I think you need to get out of the house, and take your girlfriend out on a date. I’m hoping that your girlfriend, her friends and family are telling you the truth, and that you are just wallowing in your own unfounded suspicions.
On the flip side, if you are right, you will also have a better idea once you leave the house. My concern is that you sound paranoid because you stay home all the time, out of touch with what is going on beyond your walls.
I also think you need to talk to a professional.

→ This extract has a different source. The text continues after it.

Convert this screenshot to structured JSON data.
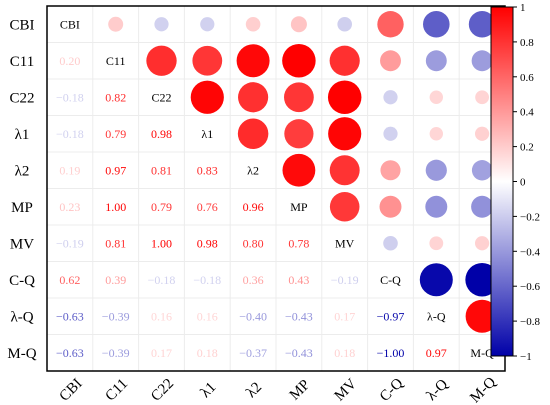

FEEDBACK Regarding the little girl who fainted at the sight of her friend’s nosebleed (May 23):
Reader – “I was surprised at your response to the mother whose daughter was squeamish and refused to come out of her bedroom when she had a guest. You made no mention of how the mother allowed her daughter to get away with this behaviour. Nine is definitely old enough to realize that it is rude to stay in your bedroom and ignore your friend who is there for a sleepover. The focus should not be on the other family’s behaviour but on the daughter.”
Lisi – Interesting perspective, but not mine. I don’t think the little girl was being rude. I understood she was embarrassed, and suffering. I don’t think the mother was letting her daughter “get away” with anything. She was sensitive to her situation.